Letterboxer
The Letterboxer plug-in is the simplest of all the Magic Bullet Frames tools. It allows you to crop your final output to any aspect ratio you desire.
The Letterboxer controls in After Effects
Letterboxer works in one of two ways, either applied directly to a Video Layer or on a solid layer at the top of your comp. If you apply Letterboxer to the actual layer you want to crop, you should select On Image (the default) from the Render pop-up menu. If you wish to add a Letterboxing layer to your comp, create a new comp-sized Solid Layer and apply Letterboxer to this layer. The default Render option of On Transparent is what you want in this case.
The Color control lets you select the color of your letterbox “bars.”
The Preset menu contains a list of common aspect ratios. You can select one from this list, or dial your own using the Aspect Ratio slider. The preset aspect ratios are as follows:
4:3 (Academy) The aspect ratio of your TV (probably) and of uncropped 35mm film. Letterboxer works in both the vertical and horizontal dimensions, so you can use this preset to crop the sides of your widescreen image to show an Academy “center crop.”
Academy Standard is the term used for films that were shot before the 1950s when the standard aspect ratio for the film was 4:3. It was formally adopted as a standard by the Academy of Motion Picture Arts and Sciences in 1932. Most classic films were shot and conformed to 4:3 aspect ratio. It is no coincidence that the first televisions used this format as well.
1.66:1 (Super 16) This is the aspect ratio of Super 16, a film format that shoots onto the entire 16mm negative, including the part usually reserved for a magnetic soundtrack. This is also the aspect ratio of VistaVision, a format derived by running 35mm film sideways through a camera, in much the same way that film threads through a 35mm still camera.
16:9 (Widescreen TV) The widescreen format that’s acceptable to consumers, convenient for engineers, and dissimilar to any previously established media aspect ratio. Who wouldn’t love it?
Original DV (left/top) and Letterboxer (right/bottom) results using the 16:9 or 1.85:1 option
1.85:1 (Theatrical) Most films projected in theaters are cropped to this aspect ratio. You may hear it referred to as “flat,” since it’s a widescreen format that involves no distorting of the recorded image.
2.35:1 (Anamorphic) The other common cinema aspect ratio, formerly known as Cinemascope and now often referred to as simply ‘scope. This is the projection aspect ratio of 35mm film shot with an anamorphic lens, which squeezes the image horizontally to use the entire area of standard Academy frame to contain a widescreen image.
2.76:1 (Ultra) What happens when you stick an anamorphic lens on an already widescreen format such as 65mm? You get some crazy-wide images on such films as Ben Hur and It’s a Mad, Mad, Mad, Mad World.

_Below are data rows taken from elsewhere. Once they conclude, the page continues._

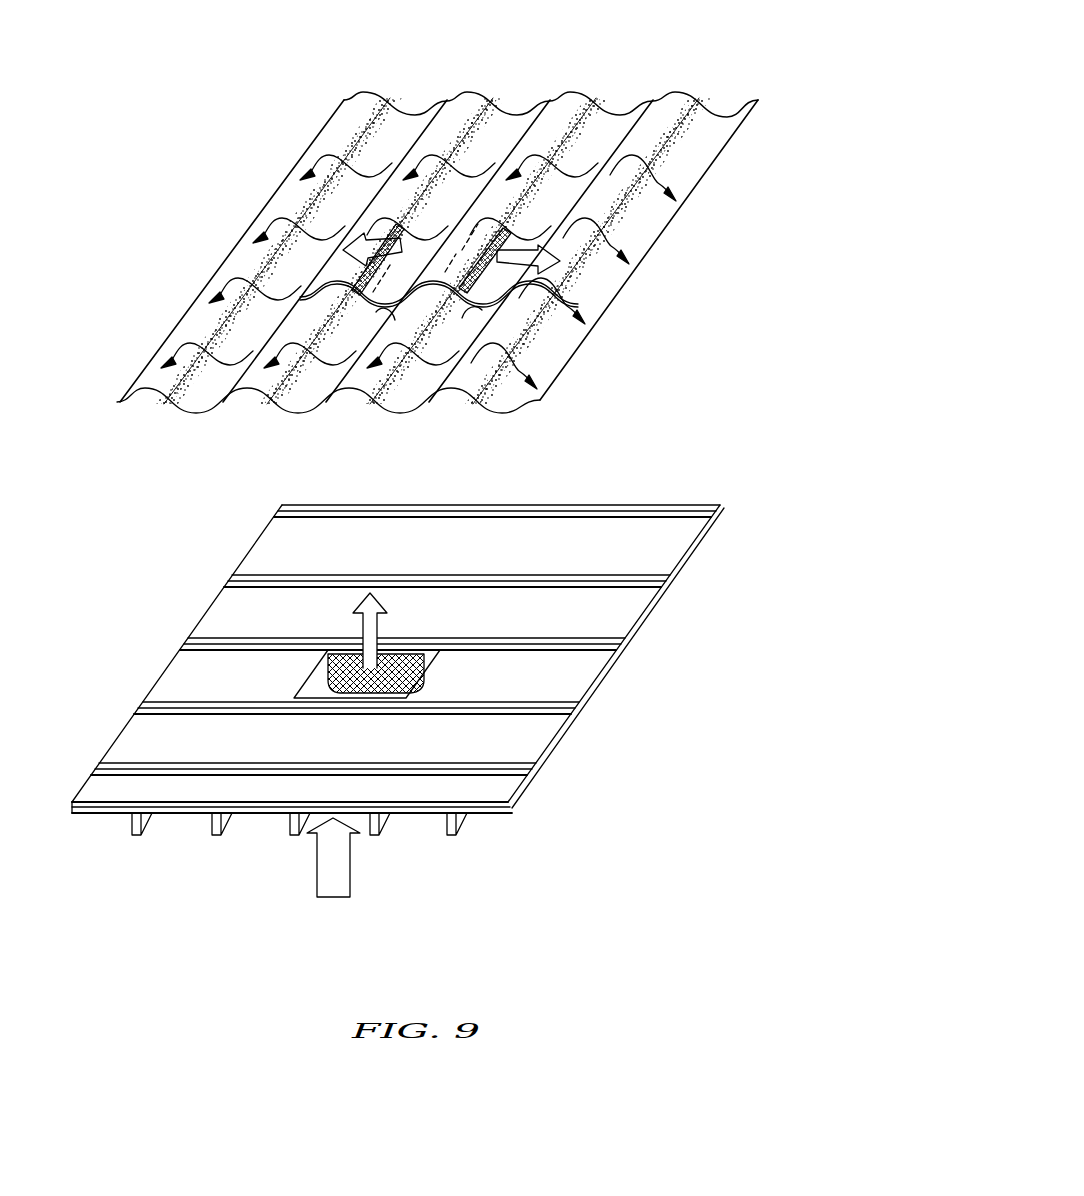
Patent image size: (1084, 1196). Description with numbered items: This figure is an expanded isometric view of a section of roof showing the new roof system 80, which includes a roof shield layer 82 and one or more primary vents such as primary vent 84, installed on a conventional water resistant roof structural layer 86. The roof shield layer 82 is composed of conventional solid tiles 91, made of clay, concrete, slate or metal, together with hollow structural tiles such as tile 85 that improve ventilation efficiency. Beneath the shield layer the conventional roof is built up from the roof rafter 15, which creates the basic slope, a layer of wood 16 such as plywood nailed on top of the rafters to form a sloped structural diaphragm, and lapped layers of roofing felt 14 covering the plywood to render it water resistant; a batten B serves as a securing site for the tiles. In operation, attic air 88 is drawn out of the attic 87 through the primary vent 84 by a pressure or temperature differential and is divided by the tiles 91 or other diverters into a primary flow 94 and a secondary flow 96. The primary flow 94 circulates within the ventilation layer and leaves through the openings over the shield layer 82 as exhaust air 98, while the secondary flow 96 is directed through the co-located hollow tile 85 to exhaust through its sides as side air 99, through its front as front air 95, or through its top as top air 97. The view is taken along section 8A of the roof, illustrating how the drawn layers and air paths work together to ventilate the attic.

The roof system 80 is at (236, 165).
The roof shield layer 82 is at (725, 97).
The tiles 91 is at (468, 120).
The front air 95 is at (330, 350).
The top air 97 is at (343, 233).
The exhaust air 98 is at (409, 178).
The side air 99 is at (265, 263).
The hollow structural tile 85 is at (575, 215).
The roofing felt 14 is at (621, 561).
The layer of wood 16 is at (488, 815).
The roof rafter 15 is at (446, 834).
The primary vent 84 is at (433, 682).
The primary flow 94 is at (437, 656).
The secondary flow 96 is at (376, 626).
The section line 8A is at (370, 692).
The batten B is at (580, 707).
The roof structural layer 86 is at (710, 660).
The attic 87 is at (263, 818).
The attic air 88 is at (348, 875).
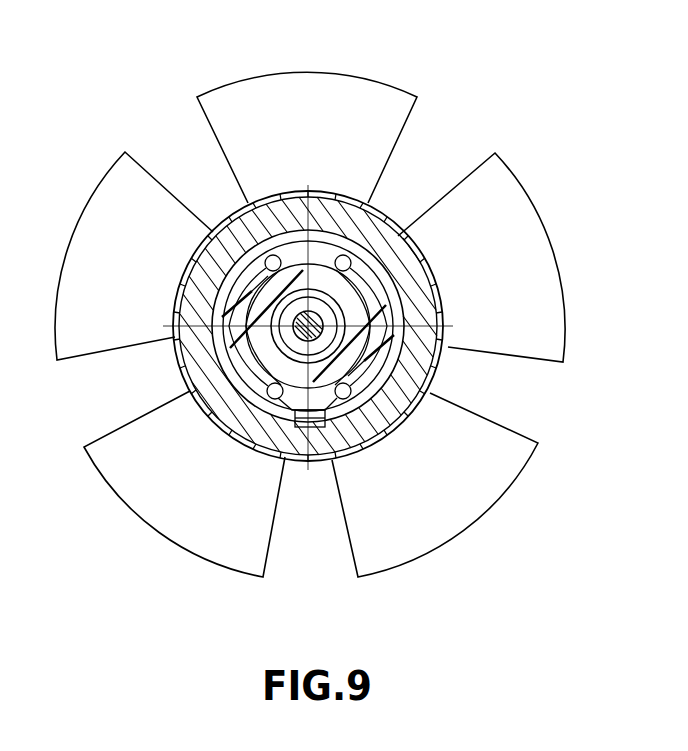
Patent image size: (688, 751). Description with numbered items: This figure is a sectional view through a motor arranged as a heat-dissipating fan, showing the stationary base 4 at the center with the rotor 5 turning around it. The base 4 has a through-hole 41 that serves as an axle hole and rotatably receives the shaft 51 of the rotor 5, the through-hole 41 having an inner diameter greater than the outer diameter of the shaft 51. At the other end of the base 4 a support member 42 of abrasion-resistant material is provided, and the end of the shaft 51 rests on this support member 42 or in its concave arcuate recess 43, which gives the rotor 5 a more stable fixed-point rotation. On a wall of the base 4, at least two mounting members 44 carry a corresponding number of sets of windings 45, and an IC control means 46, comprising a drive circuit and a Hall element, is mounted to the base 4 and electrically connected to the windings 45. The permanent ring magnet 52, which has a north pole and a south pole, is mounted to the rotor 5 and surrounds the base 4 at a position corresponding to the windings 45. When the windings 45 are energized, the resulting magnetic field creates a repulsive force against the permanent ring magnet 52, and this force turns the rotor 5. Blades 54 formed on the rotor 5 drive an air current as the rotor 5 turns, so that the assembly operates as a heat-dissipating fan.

The blades 54 is at (303, 96).
The permanent ring magnet 52 is at (398, 238).
The rotor 5 is at (432, 357).
The support member 42 is at (262, 250).
The base 4 is at (232, 338).
The IC control means 46 is at (322, 428).
The through-hole 41 is at (270, 392).
The windings 45 is at (373, 380).
The mounting members 44 is at (228, 330).
The shaft 51 is at (352, 322).
The concave arcuate recess 43 is at (308, 326).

These films are so wide that you rarely see them at their original aspect ratios, but if you did, this is what you’d see.
Letterboxer is fairly cool. Well, OK, maybe not, but there are a couple of things about it that are kind of nifty and should save you time. The first one is that it is pixel-aspect aware. Using the amazing ability of modern computers to do math, Letterboxer does the right thing no matter what your comp’s pixel aspect is. The other is that no matter what setting you choose for Aspect Ratio, the boundary between the letterbox “bars” and the image is always clean and sharp, not soft and anti-aliased. (To effect this, Letterboxer internally runs a full emulation of MacPaint.)
The values you enter for Aspect Ratio are the left half of the common method of denoting aspect ratios, i.e. you enter 1.85 for a 1.85:1 crop, and 2.35 for a 2.35:1. But if you wanted to enter Aspect Ratio values that don’t have a “1” on the right side of the colon, you can take advantage of After Effects’ ability to do simple calculations in numeric fields. For instance, for a 16:9 aspect, simply type 16/9 into the Aspect Ratio field and After Effects will convert that to 1.7778.